Unterwegs in der Mitte Deutschlands (Teil 4)

Montag, 17. Januar 2022

Unterwegs in der Mitte Deutschlands (Teil 4) Ortsfeuerwehr Seulingen

Der vierte Teil des Reiseberichtes über unsere Fotoexkursion im Juli 2011 befasst sich mit dem Besuch bei der Ortsfeuerwehr Seulingen in der Samtgemeinde Radolfshausen.

Nachdem uns in Duderstadt zwei kräftige Schauer vorübergehend in die Fahrzeughallen getrieben hatten, brach jetzt die Sonne durch und es wurde mollig warm.
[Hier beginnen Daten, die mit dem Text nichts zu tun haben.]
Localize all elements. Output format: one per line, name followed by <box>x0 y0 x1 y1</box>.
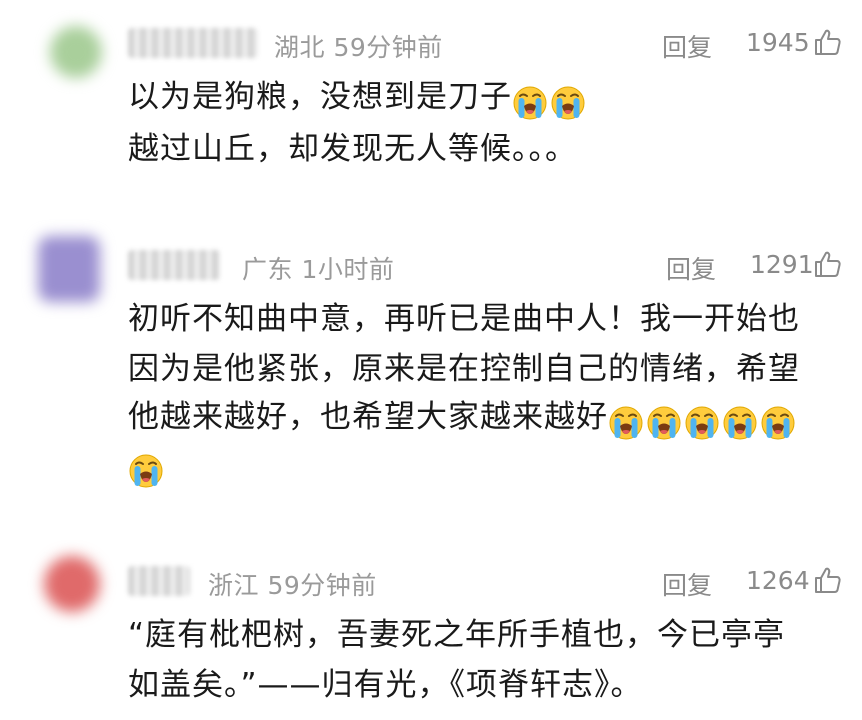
like-count: 1291 <box>750 250 814 279</box>
crying-face-icon <box>128 452 164 488</box>
timestamp: 1小时前 <box>301 255 395 284</box>
timestamp: 59分钟前 <box>267 571 377 600</box>
comment-text-line: 以为是狗粮，没想到是刀子 <box>128 78 588 122</box>
crying-face-icon <box>512 84 548 120</box>
comment-meta: 湖北 59分钟前 <box>274 28 443 64</box>
location: 浙江 <box>208 571 260 600</box>
avatar[interactable] <box>38 236 100 302</box>
thumbs-up-icon[interactable] <box>812 249 842 279</box>
emoji-group <box>512 84 588 122</box>
comment-text-line: 如盖矣。”——归有光，《项脊轩志》。 <box>128 667 643 703</box>
like-count: 1264 <box>746 566 810 595</box>
reply-button[interactable]: 回复 <box>662 566 712 602</box>
crying-face-icon <box>684 404 720 440</box>
comment-text-line <box>128 446 166 490</box>
comment-meta: 浙江 59分钟前 <box>208 566 377 602</box>
crying-face-icon <box>550 84 586 120</box>
reply-button[interactable]: 回复 <box>662 28 712 64</box>
timestamp: 59分钟前 <box>333 33 443 62</box>
comment-text-line: 因为是他紧张，原来是在控制自己的情绪，希望 <box>128 351 800 387</box>
emoji-group <box>608 404 798 442</box>
crying-face-icon <box>608 404 644 440</box>
location: 湖北 <box>274 33 326 62</box>
location: 广东 <box>242 255 294 284</box>
thumbs-up-icon[interactable] <box>812 27 842 57</box>
reply-button[interactable]: 回复 <box>666 250 716 286</box>
like-count: 1945 <box>746 28 810 57</box>
emoji-group <box>128 452 166 490</box>
thumbs-up-icon[interactable] <box>812 565 842 595</box>
comment-text-line: 越过山丘，却发现无人等候。。。 <box>128 131 577 167</box>
avatar[interactable] <box>50 26 102 78</box>
username-blurred[interactable] <box>128 250 220 280</box>
comment-text-line: 他越来越好，也希望大家越来越好 <box>128 398 798 442</box>
comment-meta: 广东 1小时前 <box>242 250 394 286</box>
comment-text-line: 初听不知曲中意，再听已是曲中人！我一开始也 <box>128 301 800 337</box>
username-blurred[interactable] <box>128 566 190 596</box>
avatar[interactable] <box>44 556 100 612</box>
crying-face-icon <box>646 404 682 440</box>
username-blurred[interactable] <box>128 28 258 58</box>
comment-text-line: “庭有枇杷树，吾妻死之年所手植也，今已亭亭 <box>128 617 786 653</box>
crying-face-icon <box>722 404 758 440</box>
crying-face-icon <box>760 404 796 440</box>
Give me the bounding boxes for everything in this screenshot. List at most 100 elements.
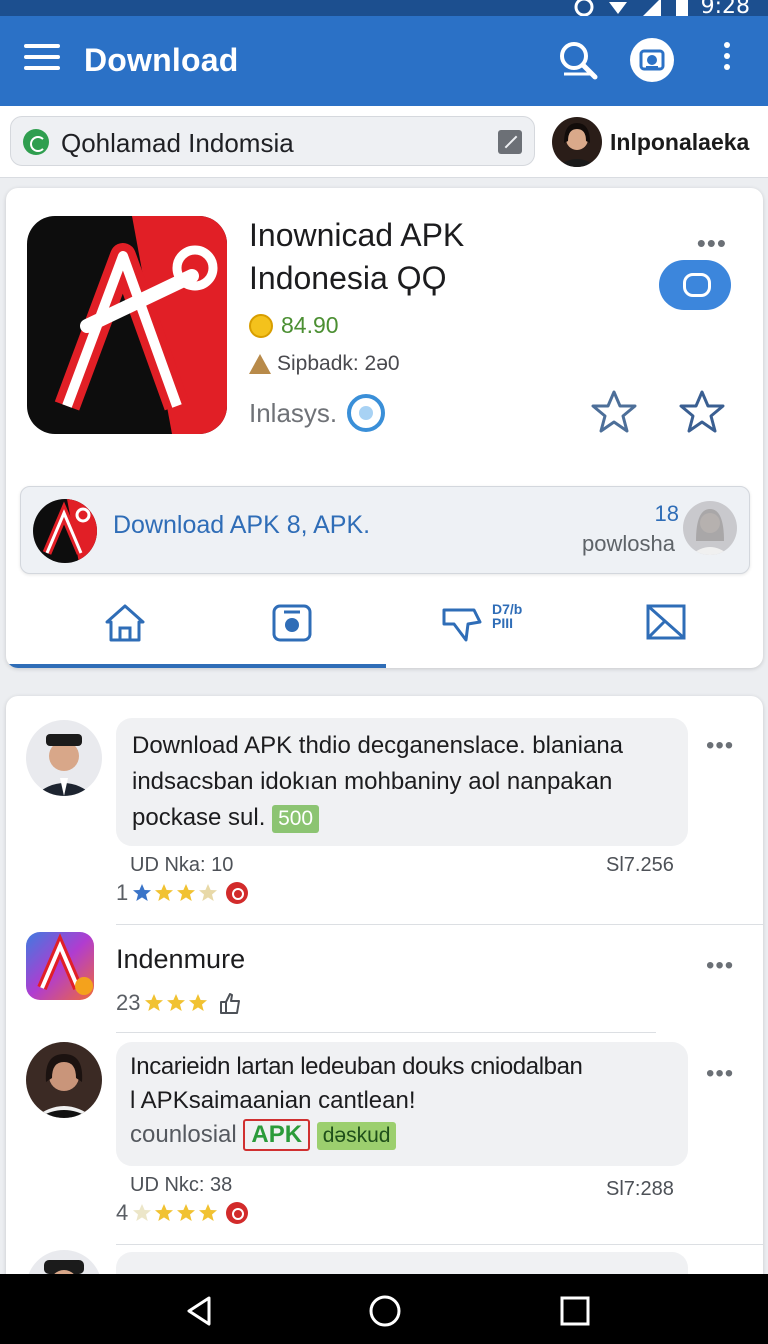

Mit der vorher bereits angekündigten Verspätung von etwa 15 Minuten trafen wir am 1999 bezogenen Feuerwehrhaus ein. Uns erwartete ein gut gelaunter Gerätewart, der unseren Zeitverzug für Dinge genutzt hatte, die er sonst nach unserem Besuch erledigen wollte.



Das Gerätehaus lag am Ortsrand in der Straße „Am Eutschenpfuhl“. Den damit vermutlich gemeinten kleinen Tümpel konnten wir zwar nirgends entdecken, dafür gab es aber einen schönen, grünen Hintergrund, der nur von einer Straßenbrücke etwas gestört wurde. Den Fotoplatz wählten wir auf dem geteerten Wirtschaftsweg, der sich an die Stichstraße zum Feuerwehrhaus anschloss. Wir selbst fotografierten von der Wiese auf der anderen Grabenseite aus.

Entgegen der sonstigen Gewohnheit, zunächst „zum Üben“ mit einem kleinen Fahrzeug zu beginnen, lichteten wir als erstes das LF 20/16 ab. Vor der Jahrtausendwende waren Mercedes-Benz-Fahrgestelle mit Magirus-Aufbauten absolute Raritäten gewesen, inzwischen traf man sie jedoch öfter an. In unserem Fall hatte Lohr aus Kainbach bei Graz die Kabinenverlängerung ausgeführt. Bereits seit den 1920er Jahren produzierte der Familienbetrieb aus der Steiermark Feuerwehrfahrzeuge, 1997 wurde die Firma Bestandteil von Iveco Magirus. Der Aufbau des Löschgruppenfahrzeugs stammte dagegen aus dem Magirus-Werk in Weisweil.

Erwähnenswert ist der mit 2.500 Litern Inhalt recht große Wassertank, der aus dem LF 20/16 ein universell einsetzbares Löschfahrzeug machte. Das war insofern sinnvoll, weil es tatsächlich auch das einzige mit einer Festpumpe ausgestattete Fahrzeug der Wehr war.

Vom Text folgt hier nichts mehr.